Mais aujourd'hui, parvenu à la dernière étape de l'existence, du savoir que dirai-je ? Un pharmakon, c'est à dire à la fois un remède et un poison. Cela dessine une sorte de boucle : on entre dans le processus du savoir, on avance gaillardement un certain temps, on parvient à des résultats appréciables, on en vient à croire que le savoir explique tout, peut tout - et alors commence la descente : on voit les ratages, les impossibilités, on en vient à douter de toute l'entreprise. Tenté par le désespoir de Faust, on en vient à se maudire, et à maudire le monde. Puis, dans le meilleur des cas, on opère un tournant décisif : on comprend que savoir et non-savoir sont les deux faces du même processus, l'expression du même désir. Que la vérité, et la vie, sont ailleurs. Alors peut commencer, la boucle étant bouclée, une autre aventure.

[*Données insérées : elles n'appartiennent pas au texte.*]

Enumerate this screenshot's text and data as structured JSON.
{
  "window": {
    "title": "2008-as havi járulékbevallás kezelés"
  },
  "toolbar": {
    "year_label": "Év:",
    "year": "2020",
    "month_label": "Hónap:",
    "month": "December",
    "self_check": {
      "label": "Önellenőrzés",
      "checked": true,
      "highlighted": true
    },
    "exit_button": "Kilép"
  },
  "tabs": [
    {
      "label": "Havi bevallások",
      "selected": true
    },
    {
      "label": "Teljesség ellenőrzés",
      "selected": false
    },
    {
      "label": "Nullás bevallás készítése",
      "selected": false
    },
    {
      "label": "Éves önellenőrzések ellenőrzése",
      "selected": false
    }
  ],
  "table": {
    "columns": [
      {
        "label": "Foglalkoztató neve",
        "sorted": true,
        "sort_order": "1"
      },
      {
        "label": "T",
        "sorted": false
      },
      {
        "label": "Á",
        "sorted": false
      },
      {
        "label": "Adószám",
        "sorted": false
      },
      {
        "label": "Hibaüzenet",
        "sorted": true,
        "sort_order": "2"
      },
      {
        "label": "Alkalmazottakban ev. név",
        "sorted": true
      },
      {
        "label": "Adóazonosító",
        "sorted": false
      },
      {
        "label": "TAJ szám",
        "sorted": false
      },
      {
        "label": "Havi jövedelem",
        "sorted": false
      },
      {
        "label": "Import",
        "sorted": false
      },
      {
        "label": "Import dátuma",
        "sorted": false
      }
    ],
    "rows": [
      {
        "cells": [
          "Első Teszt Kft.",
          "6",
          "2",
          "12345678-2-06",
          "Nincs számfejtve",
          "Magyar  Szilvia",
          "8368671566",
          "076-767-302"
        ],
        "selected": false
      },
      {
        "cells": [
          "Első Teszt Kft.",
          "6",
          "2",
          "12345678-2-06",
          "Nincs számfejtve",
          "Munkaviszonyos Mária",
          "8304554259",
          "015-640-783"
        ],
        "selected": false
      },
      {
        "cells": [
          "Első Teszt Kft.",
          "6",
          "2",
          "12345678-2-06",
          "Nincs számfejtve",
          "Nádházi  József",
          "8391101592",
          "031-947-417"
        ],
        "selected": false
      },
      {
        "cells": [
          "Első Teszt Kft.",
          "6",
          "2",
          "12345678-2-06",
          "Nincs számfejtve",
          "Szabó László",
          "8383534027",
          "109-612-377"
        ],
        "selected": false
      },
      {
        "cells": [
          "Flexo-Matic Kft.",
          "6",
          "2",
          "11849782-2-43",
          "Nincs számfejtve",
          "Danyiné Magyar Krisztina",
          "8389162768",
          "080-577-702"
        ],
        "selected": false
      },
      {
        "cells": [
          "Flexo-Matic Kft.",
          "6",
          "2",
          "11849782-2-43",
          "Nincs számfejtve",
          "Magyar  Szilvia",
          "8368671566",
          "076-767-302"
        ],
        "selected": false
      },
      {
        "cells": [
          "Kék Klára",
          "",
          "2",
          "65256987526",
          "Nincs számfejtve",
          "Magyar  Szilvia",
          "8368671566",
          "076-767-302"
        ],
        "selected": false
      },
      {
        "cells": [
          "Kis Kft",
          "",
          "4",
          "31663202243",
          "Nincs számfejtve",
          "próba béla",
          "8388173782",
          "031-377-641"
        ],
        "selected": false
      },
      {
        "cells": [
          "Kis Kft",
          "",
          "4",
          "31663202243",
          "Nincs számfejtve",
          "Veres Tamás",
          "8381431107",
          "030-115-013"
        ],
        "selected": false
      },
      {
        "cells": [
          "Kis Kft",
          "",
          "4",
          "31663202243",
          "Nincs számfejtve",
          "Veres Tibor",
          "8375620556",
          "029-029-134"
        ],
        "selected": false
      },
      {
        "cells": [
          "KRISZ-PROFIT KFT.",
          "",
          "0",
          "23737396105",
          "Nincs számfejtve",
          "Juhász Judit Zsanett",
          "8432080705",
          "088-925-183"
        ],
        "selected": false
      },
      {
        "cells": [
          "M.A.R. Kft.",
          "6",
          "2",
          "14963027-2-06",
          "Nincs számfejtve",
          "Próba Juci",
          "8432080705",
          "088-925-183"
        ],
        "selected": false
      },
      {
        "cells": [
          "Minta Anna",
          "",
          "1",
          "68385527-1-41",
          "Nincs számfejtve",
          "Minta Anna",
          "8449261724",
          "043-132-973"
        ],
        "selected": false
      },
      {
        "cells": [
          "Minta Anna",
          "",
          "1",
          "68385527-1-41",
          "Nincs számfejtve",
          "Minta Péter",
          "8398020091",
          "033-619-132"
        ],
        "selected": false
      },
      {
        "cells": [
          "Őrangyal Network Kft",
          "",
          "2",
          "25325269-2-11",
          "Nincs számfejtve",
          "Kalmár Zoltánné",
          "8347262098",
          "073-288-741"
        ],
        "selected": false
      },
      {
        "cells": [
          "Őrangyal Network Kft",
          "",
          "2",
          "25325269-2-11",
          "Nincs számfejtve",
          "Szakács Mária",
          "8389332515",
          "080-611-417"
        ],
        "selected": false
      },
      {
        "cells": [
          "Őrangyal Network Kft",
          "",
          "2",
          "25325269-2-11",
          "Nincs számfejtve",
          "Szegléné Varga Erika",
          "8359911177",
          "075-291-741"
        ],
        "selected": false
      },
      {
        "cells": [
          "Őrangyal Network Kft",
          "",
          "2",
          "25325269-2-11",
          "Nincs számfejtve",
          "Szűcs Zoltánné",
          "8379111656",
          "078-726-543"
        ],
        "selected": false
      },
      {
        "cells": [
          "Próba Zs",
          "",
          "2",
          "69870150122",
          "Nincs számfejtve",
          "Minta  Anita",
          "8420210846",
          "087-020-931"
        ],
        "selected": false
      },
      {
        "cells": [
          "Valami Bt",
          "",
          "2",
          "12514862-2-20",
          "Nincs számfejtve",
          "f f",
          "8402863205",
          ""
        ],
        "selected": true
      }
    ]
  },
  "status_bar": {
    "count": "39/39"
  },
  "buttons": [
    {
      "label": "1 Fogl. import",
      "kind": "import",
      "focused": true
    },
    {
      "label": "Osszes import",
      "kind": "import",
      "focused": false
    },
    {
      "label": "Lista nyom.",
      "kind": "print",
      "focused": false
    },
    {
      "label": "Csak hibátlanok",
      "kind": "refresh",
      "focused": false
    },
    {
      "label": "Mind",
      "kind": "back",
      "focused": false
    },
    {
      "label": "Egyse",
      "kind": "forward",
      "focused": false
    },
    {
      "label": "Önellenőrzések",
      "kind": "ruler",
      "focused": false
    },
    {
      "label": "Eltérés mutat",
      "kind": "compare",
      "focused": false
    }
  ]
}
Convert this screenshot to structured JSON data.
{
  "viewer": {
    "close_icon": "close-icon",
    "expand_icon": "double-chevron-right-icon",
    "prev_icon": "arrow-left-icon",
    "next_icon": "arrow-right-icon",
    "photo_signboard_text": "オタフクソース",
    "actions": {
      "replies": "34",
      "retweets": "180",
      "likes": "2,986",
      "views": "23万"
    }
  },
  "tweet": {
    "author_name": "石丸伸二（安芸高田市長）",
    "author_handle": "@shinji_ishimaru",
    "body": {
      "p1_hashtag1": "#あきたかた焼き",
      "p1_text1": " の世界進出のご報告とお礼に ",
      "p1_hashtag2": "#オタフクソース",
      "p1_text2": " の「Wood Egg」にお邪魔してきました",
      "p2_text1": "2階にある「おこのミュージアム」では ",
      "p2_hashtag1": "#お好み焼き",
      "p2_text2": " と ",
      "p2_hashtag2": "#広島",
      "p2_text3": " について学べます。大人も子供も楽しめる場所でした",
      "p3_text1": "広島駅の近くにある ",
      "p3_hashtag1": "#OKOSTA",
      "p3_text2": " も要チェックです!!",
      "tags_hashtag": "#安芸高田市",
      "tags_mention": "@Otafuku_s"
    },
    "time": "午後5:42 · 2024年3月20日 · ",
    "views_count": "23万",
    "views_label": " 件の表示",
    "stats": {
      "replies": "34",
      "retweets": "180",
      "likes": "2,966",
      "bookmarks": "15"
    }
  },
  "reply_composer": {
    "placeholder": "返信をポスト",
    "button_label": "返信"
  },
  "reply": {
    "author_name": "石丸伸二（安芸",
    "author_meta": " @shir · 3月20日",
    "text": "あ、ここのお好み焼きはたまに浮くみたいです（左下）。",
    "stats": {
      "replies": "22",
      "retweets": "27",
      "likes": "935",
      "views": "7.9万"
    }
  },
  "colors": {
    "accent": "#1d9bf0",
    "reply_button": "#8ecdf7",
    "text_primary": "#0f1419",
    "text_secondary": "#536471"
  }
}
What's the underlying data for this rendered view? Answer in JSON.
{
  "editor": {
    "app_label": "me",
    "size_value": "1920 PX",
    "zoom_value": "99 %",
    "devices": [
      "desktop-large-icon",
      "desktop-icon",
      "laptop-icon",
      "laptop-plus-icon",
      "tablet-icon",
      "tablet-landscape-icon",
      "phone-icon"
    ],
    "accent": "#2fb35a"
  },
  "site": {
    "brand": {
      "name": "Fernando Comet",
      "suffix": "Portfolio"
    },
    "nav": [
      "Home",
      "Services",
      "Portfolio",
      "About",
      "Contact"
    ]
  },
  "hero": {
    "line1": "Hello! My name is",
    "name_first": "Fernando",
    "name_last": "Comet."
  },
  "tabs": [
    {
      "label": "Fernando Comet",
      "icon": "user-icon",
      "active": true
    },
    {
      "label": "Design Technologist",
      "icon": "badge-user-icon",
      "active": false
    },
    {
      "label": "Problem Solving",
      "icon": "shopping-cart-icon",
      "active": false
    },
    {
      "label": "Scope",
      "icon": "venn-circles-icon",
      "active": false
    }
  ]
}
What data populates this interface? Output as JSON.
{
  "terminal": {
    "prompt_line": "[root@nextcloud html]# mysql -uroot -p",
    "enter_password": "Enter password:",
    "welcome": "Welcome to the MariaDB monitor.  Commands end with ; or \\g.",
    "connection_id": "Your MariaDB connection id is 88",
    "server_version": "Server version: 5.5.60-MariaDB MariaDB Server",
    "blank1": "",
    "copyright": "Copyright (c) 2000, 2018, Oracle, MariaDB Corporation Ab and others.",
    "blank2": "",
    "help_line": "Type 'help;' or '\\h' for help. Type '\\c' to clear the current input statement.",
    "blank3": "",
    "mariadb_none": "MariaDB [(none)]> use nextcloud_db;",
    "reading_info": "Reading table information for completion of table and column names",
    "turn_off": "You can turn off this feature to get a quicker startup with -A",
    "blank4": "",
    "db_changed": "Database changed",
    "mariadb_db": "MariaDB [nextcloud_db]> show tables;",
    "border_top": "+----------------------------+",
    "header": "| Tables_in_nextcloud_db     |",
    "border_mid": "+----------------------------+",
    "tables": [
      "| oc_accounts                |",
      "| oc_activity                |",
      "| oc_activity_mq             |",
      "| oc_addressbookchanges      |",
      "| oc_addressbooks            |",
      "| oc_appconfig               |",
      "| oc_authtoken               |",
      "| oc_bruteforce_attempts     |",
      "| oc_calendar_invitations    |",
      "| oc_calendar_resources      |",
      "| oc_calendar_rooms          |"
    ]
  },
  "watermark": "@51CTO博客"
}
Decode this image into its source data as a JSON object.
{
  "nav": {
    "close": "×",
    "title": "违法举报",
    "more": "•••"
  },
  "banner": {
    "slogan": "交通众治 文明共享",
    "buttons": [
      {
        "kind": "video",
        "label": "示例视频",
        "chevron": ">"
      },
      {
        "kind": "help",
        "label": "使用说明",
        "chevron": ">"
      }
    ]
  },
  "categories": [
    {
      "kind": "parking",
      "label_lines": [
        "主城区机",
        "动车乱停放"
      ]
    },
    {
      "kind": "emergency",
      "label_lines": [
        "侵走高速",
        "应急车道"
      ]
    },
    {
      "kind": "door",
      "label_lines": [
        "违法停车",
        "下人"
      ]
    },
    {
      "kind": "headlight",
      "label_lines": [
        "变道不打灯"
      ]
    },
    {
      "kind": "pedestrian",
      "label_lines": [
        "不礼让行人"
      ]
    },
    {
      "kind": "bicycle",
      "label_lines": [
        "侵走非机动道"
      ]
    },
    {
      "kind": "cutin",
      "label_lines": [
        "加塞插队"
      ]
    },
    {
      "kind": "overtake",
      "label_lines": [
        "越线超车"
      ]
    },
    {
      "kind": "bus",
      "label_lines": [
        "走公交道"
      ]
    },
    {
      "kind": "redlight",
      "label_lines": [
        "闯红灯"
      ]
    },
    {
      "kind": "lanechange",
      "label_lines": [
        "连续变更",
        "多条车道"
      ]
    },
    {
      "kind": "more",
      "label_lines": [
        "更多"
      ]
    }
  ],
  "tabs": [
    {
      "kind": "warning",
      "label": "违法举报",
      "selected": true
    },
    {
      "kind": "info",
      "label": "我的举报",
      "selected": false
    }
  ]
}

Peut-être, toutes affaires cessantes, ne s'agit-il dès lors que d'être là, présent au monde et présent à soi, comme sont les fleurs de mon balcon, comme sont les chiens et les poulains qui s'ébattent dans les près. Quand tout passe et s'efface c'est l'instant d'ici-maintenant qui est infiniment précieux, et digne d'être célébré.